Bone loss occurs as a consequence of a variety of diseases as well as from traumatic injuries, and often requires therapeutic intervention. Strategies for repairing and replacing damaged and/or lost bone tissue include the use of biomaterials and medical implant devices with and without osteoinductive coatings. The soluble growth factor angiopoietin-1 (Ang-1) has been found to promote cell adhesion and survival in a range of cell types including cardiac myocytes, endothelial cells and fibroblasts through an integrin-dependent mechanism. Furthermore, the short sequence QHREDGS has been identified as the integrin-binding sequence of Ang-1 and as a synthetic peptide has been found to possess similar integrin-dependent effects as Ang-1 in the aforementioned cell types. Integrins have been implicated in osteoblast differentiation and bone mineralization, processes critical to bone regeneration. By binding integrins on the osteoblast surface, QHREDGS could promote cell survival and adhesion, as well as conceivably osteoblast differentiation and bone mineralization. Here we immobilized QHREDGS onto polyacrylate (PA)-coated titanium (Ti) plates and polyethylene glycol (PEG) hydrogels. The osteoblast differentiation marker, alkaline phosphatase, peaked in activity 4-12 days earlier on the QHREDGS-immobilized PA-coated Ti plates than on the unimmobilized, DGQESHR (scrambled)- and RGDS-immobilized surfaces. Significantly more bone matrix was deposited on the QHREDGS-immobilized Ti surface than on the other surfaces as determined by atomic force microscopy. The QHREDGS-immobilized hydrogels also had a significantly higher mineral-to-matrix (M/M) ratio determined by Fourier transform infrared spectroscopy. Alizarin Red S and von Kossa staining and quantification, and environmental scanning electron microscopy showed that while both the QHREDGS- and RGDS-immobilized surfaces had extensive mineralization relative to the unimmobilized and DGQESHR-immobilized surfaces, the mineralization was more considerable on the QHREDGS-immobilized surface, both with and without the induction of osteoblast differentiation. Finally, treatment of cell monolayers with soluble QHREDGS was demonstrated to upregulate osteogenic gene expression. Taken together, these results demonstrate that the QHREDGS peptide is osteoinductive, inducing osteoblast differentiation, bone matrix deposition and mineralization.

Inhibition of apoptosis in human induced pluripotent stem cells during expansion in a defined culture using angiopoietin-1 derived peptide QHREDGS.

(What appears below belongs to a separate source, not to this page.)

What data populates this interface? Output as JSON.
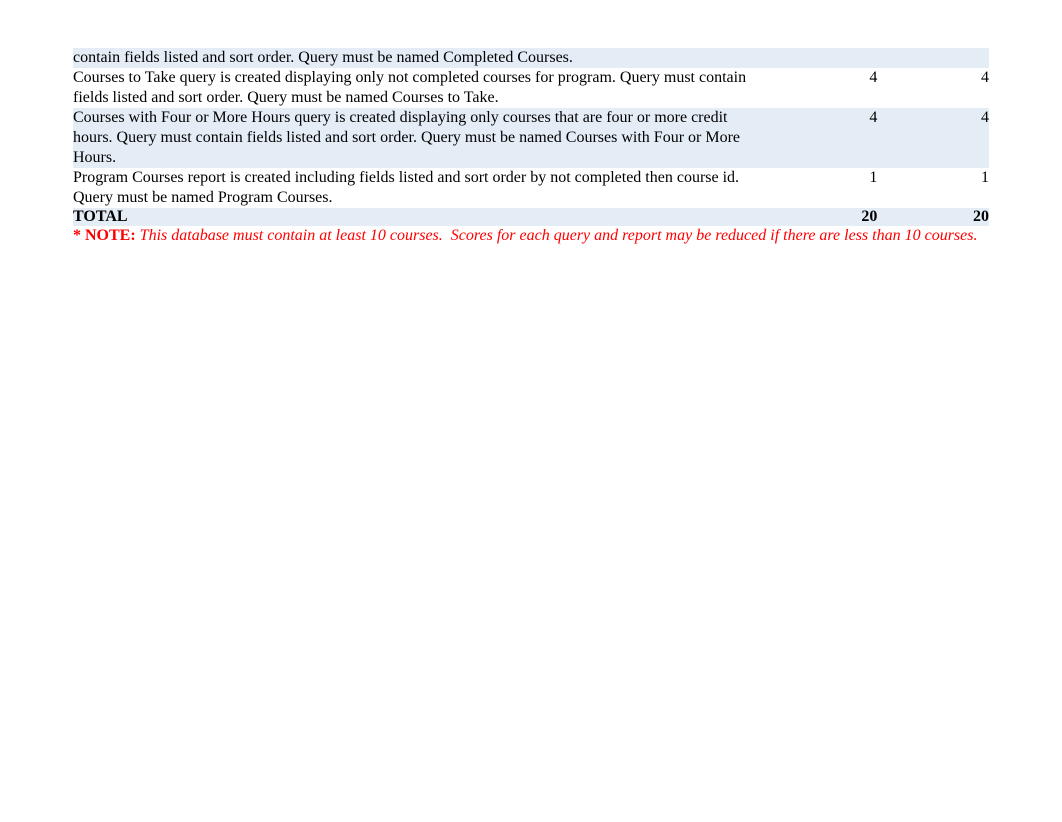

Adhesion molecule signaling is critical to human pluripotent stem cell (hPSC) survival, self-renewal, and differentiation. Thus, hPSCs are grown as clumps of cells on feeder cell layers or poorly defined extracellular matrices such as Matrigel. We sought to define a small molecule that would initiate adhesion-based signaling to serve as a basis for a defined substrate for hPSC culture. Soluble angiopoeitin-1 (Ang-1)-derived peptide QHREDGS added to defined serum-free media increased hPSC colony cell number and size during long- and short-term culture when grown on feeder cell layers or Matrigel, i.e. on standard substrates, without affecting hPSC morphology, growth rate or the ability to differentiate into multiple lineages both in vitro and in vivo. Importantly, QHREDGS treatment decreased hPSC apoptosis during routine passaging and single-cell dissociation. Mechanistically, the interaction of QHREDGS with ß1-integrins increased expression of integrin-linked kinase (ILK), increased expression and activation of extracellular signal-regulated kinases 1/2 (ERK1/2), and decreased caspase-3/7 activity. QHREDGS immobilization to polyethylene glycol hydrogels significantly increased cell adhesion in a dose-dependent manner. We propose QHREDGS as a small molecule inhibitor of hPSC apoptosis and the basis of an affordable defined substrate for hPSC maintenance.